The Jubail refining and petrochemicals platform is one of the most efficient integrated crude oil refineries in the world. With a production capacity of 440,000 barrels of crude oil per day, the refinery facilitates the production of high-value-added goods made from heavy crude oil. To enhance efficiency, the refinery makes use of three different types of processing units. 

The two distillate hydrocrackers process heavy petroleum fractions to produce light, ultra-low-sulfur products. A fluid catalytic cracking unit produces numerous products such as liquefied petroleum gas, polythene, and other very light hydrocarbons. Lastly, a coking unit makes use of a thermal process to convert heavy fractions into a type of fuel known as petcoke.  

The East-West Pipeline

saudi Aramco oil pipe lines,Jubail
saudi Aramco oil pipelines,Jubail.By Suresh Babunair, is licensed under CC-BY

To conserve and exploit the enormous reserves of natural gas in the eastern region of Saudi Arabia, the Royal Commission has invested heavily in an East-West natural gas and oil pipeline extending from Jubail to Yanbu. This pipeline was designed to avoid the Strait of Hormuz between Oman, Iran, and the UAE, as the Strait can potentially be closed by Iran, thus cutting off the supply of oil and gas.

The double pipeline, which originates in the eastern part of the country, transports the natural gas gathered and processed in the Jubail industrial zone to the western city of Yanbu. This natural gas facilitates the export of energy products from the Red Sea coast as well as supporting many of the industrial projects in Yanbu. The pipeline, which was completed in 1982, connects two cities at a distance of 1,170 kilometers. 

Jubail Industrial City II

The success of Jubail Industrial City prompted the Saudi authorities to begin work on the second phase of the project, nicknamed Jubail II. In 2005, the late King Abdullah laid the foundation stone of Jubail II, which drew in investments totaling $60 billion. This expansion project is expected to create more than 55,000 new jobs. 

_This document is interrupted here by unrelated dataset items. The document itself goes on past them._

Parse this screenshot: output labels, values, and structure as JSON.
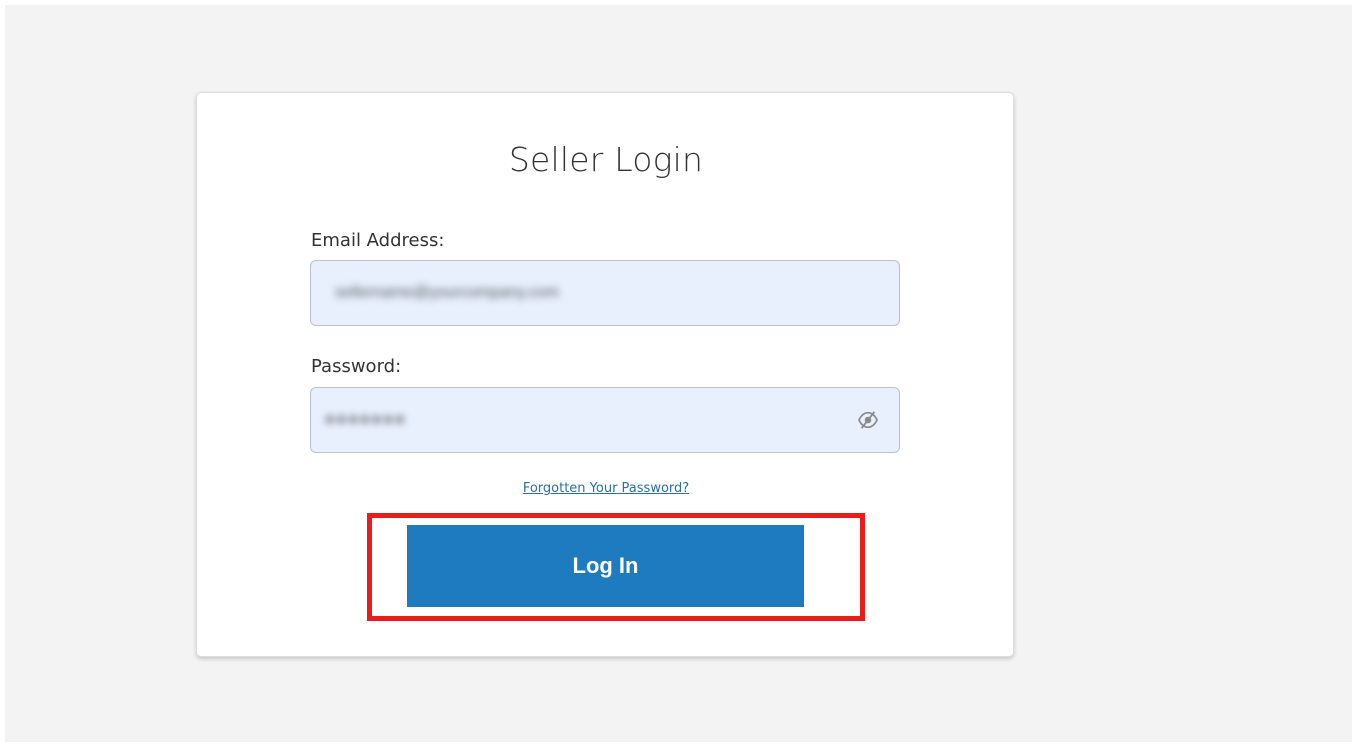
{
  "login": {
    "title": "Seller Login",
    "email_label": "Email Address:",
    "email_value": "sellername@yourcompany.com",
    "password_label": "Password:",
    "password_value": "●●●●●●●",
    "password_toggle_icon": "eye-slash-icon",
    "forgot_link": "Forgotten Your Password?",
    "submit_label": "Log In"
  },
  "colors": {
    "backdrop": "#f3f3f3",
    "field_fill": "#e8f0fe",
    "button": "#1f7bbf",
    "link": "#2a6fa8",
    "highlight": "#ec1c1c"
  }
}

Jubail II was originally envisioned as a four-phase project covering an area of nearly 900km2. Phase one contains various factories and plants, including a joint venture between Saudi International Petrochemicals and Korea’s Hanwha Chemicals Corp, which began operations in 2013. Phase two comprises the massive Satorp refinery that we discussed earlier in this video. Phase three houses the Sadara chemicals complex, a joint venture between the Dow Chemical Company and Saudi Aramco. Only the fourth phase of the project, which will contain four blocks for aluminum and smelting plants, is yet to be completed. 

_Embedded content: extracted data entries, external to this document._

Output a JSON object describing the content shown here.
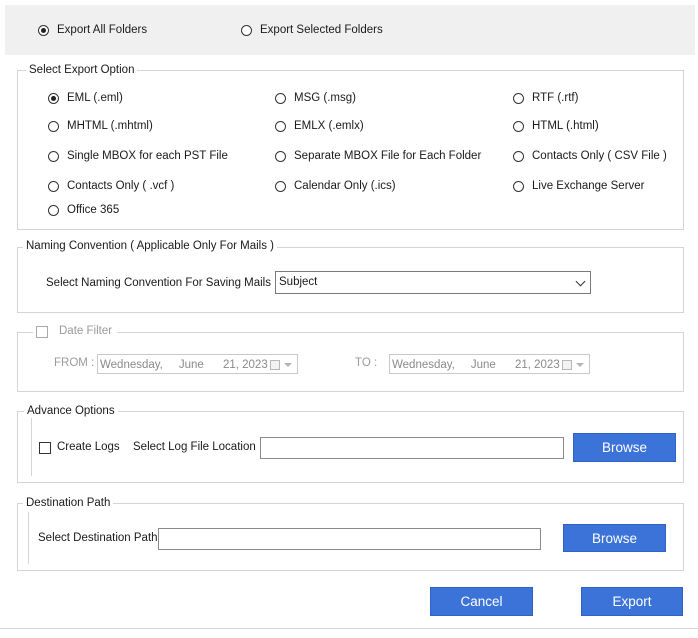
{
  "export_scope": {
    "all_label": "Export All Folders",
    "selected_label": "Export Selected Folders",
    "selected": "all"
  },
  "export_option": {
    "legend": "Select Export Option",
    "options": [
      {
        "label": "EML  (.eml)",
        "checked": true
      },
      {
        "label": "MSG  (.msg)",
        "checked": false
      },
      {
        "label": "RTF  (.rtf)",
        "checked": false
      },
      {
        "label": "MHTML (.mhtml)",
        "checked": false
      },
      {
        "label": "EMLX  (.emlx)",
        "checked": false
      },
      {
        "label": "HTML  (.html)",
        "checked": false
      },
      {
        "label": "Single MBOX for each PST File",
        "checked": false
      },
      {
        "label": "Separate MBOX File for Each Folder",
        "checked": false
      },
      {
        "label": "Contacts Only  ( CSV File )",
        "checked": false
      },
      {
        "label": "Contacts Only  ( .vcf )",
        "checked": false
      },
      {
        "label": "Calendar Only  (.ics)",
        "checked": false
      },
      {
        "label": "Live Exchange Server",
        "checked": false
      },
      {
        "label": "Office 365",
        "checked": false
      }
    ]
  },
  "naming": {
    "legend": "Naming Convention ( Applicable Only For Mails )",
    "label": "Select Naming Convention For Saving Mails",
    "value": "Subject"
  },
  "date_filter": {
    "label": "Date Filter",
    "enabled": false,
    "from_label": "FROM :",
    "to_label": "TO :",
    "from_value": "Wednesday,     June      21, 2023",
    "to_value": "Wednesday,     June      21, 2023"
  },
  "advance": {
    "legend": "Advance Options",
    "create_logs_label": "Create Logs",
    "log_location_label": "Select Log File Location :",
    "log_location_value": "",
    "browse_label": "Browse"
  },
  "destination": {
    "legend": "Destination Path",
    "label": "Select Destination Path",
    "value": "",
    "browse_label": "Browse"
  },
  "actions": {
    "cancel_label": "Cancel",
    "export_label": "Export"
  },
  "colors": {
    "button_blue": "#3c73d9",
    "top_bar": "#f0f0f0",
    "group_border": "#d5d5d5"
  }
}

Over 35 million cubic meters of soil had to be excavated and moved for the construction of Jubail II. It has so far provided accommodation for 120,000 new residents, educational facilities for 18,000 students in the form of a ‘greenfield’ university, as well as medical centers, waste management centers, and much more. 

Huge pipelines had to be installed under the city’s corridors to serve the industries with seawater, which is used as coolant in many factories and plants. As before, Bechtel Corporation has been chosen to design and manage this new expansion of the ever-growing Jubail Industrial City.